Central Bank warned, "Members of the public who conduct business with unauthorised persons do so at their own risk including the risk of non-recovery in the event of financial loss, fraud and disputes."

It urged the public to only conduct forex transactions with authorised dealers such as recognised banks including ANSA Bank Ltd, ANSA Merchant Bank Ltd, Citibank (TT) Ltd, First Citizens Bank Ltd, CIBC Caribbean Bank (TT) Ltd, JMMB Bank (TT) Ltd, RBC Royal Bank (TT) Ltd, Republic Bank Ltd, Scotiabank TT Ltd, Development Finance Ltd, Massy Finance GFC Ltd, NCB Merchant Bank (TT) Ltd and Export-Import Bank of TT (Eximbank).

Howai: Govt determines exchange rate

Howai sidestepped questions on the exchange rate and Central Bank's role, insisting that was out of the bank’s hands.

"That is not a question for us. That decision is made across in the other tower (Ministry of Finance offices)," he said when asked if he was committed to maintaining the exchange rate.

Howai said the bank provides guidance that can used to determine what the real exchange rate "could or should be," but added the decision ultimately lies with the government.

"We do different scenarios and computations on the effect of any possible change on inflation and other things.

"We do all the work that is required but it is not a decision that we make. That is a policymaker’s decision by the people who were elected to make those kinds of decisions for us.
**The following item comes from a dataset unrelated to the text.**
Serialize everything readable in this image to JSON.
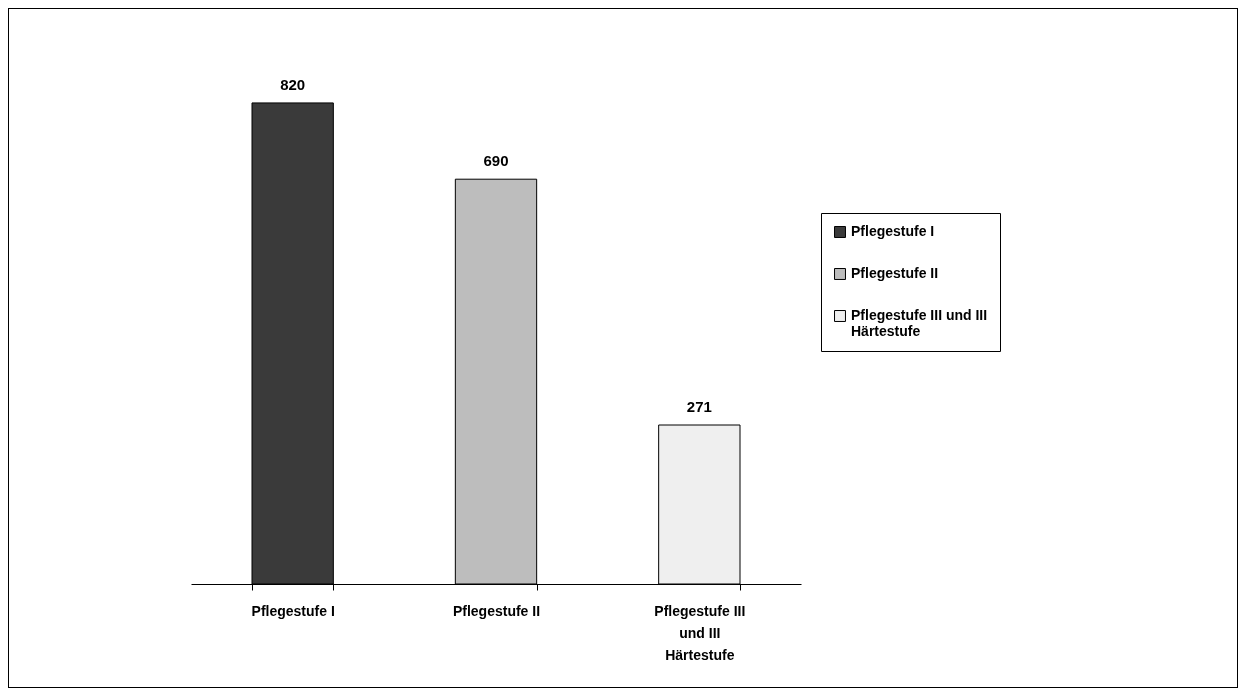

"We don’t venture into that."

Howai said given the numerous implications, it was best left to the government to make such a complicated decision.

"Given the entire ambit of all the things that are affected by that, some will be positive and some will be negative, they will have to weigh the suite of issues they address."

Howai was asked whether keeping the current exchange rate contradicts Central Bank’s mission of promoting monetary, credit and exchange policies that would foster monetary and financial stability and public confidence and be favourable to the economy of TT.

He reiterated altering the exchange rate is government’s decision, but defended the decision to leave it as he said sudden decisions could create "significant distortions" for an economy.

"I expect that what is happening is policymakers are looking at how is this going to affect the small man, and how is it going to affect their ability to live at a basic level.

"Over time, I suppose they will try to roll out different initiatives on their side, as we roll out on our side, to see how we could get a level that minimises the disruption that comes from an exchange rate adjustment."